Nicht sinnvoll oder schädlich sind Hilfszügel:
als Dauerlösung
bei fehlerhafter Zügelführung
bei fehlender Losgelassenheit
bei unausgebildeten Reitern ohne Schulung
bei Angst, das Pferd „hochzukriegen“
als Ersatz für Sitzschulung, gute Handarbeit und Training
Fachleute betonen immer wieder: Ein Reiter, der korrekt sitzen kann, feine Hilfen gibt und ein geschultes Auge hat, braucht in der Regel keine Hilfszügel. Sie sind kein Zeichen von Können – sondern oft ein Hinweis auf fehlende Alternativen, also fehlendes Können.
Voraussetzungen für den sinnvollen Einsatz
Wer mit Hilfszügeln arbeiten will, muss:
Wissen, was biomechanisch sinnvoll ist.
Die Wirkung jedes Zügels auf den Körper des Pferdes kennen.
Das Pferd jederzeit korrekt einschätzen können: Ist es verspannt? Zieht es gegen? Lässt es los?
Einen Plan haben, wie und wann die Hilfszügel wieder abgebaut werden.
Nur wer diese Kriterien erfüllt, kann eventuell punktuell und gezielt von Hilfszügeln profitieren – als temporäre Brücke, nicht als ständiges Konstrukt.

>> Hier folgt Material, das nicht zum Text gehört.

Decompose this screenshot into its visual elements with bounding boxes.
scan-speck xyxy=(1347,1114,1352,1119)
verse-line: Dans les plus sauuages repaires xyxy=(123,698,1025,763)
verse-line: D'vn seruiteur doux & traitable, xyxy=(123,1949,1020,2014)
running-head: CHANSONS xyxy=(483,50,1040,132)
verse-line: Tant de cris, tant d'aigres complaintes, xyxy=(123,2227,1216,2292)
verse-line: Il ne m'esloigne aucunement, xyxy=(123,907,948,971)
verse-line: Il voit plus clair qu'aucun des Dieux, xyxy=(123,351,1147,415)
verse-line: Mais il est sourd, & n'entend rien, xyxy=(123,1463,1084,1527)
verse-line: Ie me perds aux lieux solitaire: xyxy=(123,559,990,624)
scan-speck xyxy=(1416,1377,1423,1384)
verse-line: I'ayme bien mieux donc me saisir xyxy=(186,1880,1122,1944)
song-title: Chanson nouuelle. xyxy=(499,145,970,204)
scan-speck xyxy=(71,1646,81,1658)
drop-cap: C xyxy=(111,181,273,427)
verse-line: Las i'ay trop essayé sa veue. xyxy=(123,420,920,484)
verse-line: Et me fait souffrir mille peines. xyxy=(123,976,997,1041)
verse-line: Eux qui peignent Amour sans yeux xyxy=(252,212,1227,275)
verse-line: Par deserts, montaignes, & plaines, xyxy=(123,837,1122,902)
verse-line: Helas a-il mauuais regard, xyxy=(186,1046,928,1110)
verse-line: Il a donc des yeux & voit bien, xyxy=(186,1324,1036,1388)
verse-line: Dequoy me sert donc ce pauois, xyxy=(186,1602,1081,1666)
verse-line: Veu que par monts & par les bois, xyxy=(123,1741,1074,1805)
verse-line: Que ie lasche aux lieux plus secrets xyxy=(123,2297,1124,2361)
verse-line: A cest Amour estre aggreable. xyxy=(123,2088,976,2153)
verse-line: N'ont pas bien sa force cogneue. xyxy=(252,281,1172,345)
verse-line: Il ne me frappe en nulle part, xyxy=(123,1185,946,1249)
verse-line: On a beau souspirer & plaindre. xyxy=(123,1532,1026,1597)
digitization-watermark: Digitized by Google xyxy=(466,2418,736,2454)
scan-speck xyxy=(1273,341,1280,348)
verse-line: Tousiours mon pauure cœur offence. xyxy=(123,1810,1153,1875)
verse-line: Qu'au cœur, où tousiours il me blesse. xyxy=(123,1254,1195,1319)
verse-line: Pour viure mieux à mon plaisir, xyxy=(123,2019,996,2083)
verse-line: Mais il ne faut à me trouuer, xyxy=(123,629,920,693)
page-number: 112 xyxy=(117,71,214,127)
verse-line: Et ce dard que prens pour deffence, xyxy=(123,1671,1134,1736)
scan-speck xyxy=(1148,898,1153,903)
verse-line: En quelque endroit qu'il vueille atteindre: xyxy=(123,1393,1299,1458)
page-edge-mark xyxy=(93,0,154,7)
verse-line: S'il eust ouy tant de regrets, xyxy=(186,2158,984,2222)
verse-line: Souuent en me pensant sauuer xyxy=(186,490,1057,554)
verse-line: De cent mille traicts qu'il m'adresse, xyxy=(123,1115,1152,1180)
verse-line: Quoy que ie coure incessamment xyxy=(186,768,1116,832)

Und was ist bei Schulpferden?
Schulpferde laufen oft generell mit Hilfszügeln, die das Pferd in eine bestimmte Kopf-Hals-Haltung zwingen, die der Reiter reiterlich noch nicht herstellen kann. Das aber führt zu massiven Verspannungen und Schmerzen. Das Pferd läuft unrund, der Reiter kann keinen korrekten Sitz entwickeln.
Sowohl aus tierethischer Sicht, wie auch im Hinblick auf den Lernfortschritt sind Hilfzügel in dieser Form nicht sinnvoll.
Fazit: Teufelszeug oder Trainingshilfe?
Hilfszügel sind weder pauschal schlecht noch automatisch gut. Sie sind ein Werkzeug – und wie jedes Werkzeug stehen sie und fallen sie mit dem, der sie einsetzt. In der Hand eines erfahrenen Ausbilders können sie zeitweise bei bestimmten Korrekturen helfen. In der Hand eines unerfahrenen Reiters werden sie schnell zum Problemverstärker, nicht zum Problemlöser.
Wer langfristig ein losgelassenes, korrekt arbeitendes Pferd will, muss den Weg über Geduld, gute Ausbildung, korrekten Sitz und Gefühl gehen – nicht über mechanische Abkürzungen.
Weiterführende Literatur und Studien:
Licka, T. & Peham, C. (1998): Influence of side reins on the movement of the horse’s back and neck. Equine Veterinary Journal.
Dyson, S. et al. (2018): Application of the Ridden Horse Pain Ethogram (RHpE) to horses ridden with auxiliary reins. Journal of Equine Veterinary Science.
Heuschmann, G. (2007): Finger in der Wunde – Was uns die Pferde über fehlerhafte Ausbildung sagen.
Miesner, E. & Duncan, J. (2008): Use and misuse of training aids in equine practice. Veterinary Clinics of North America.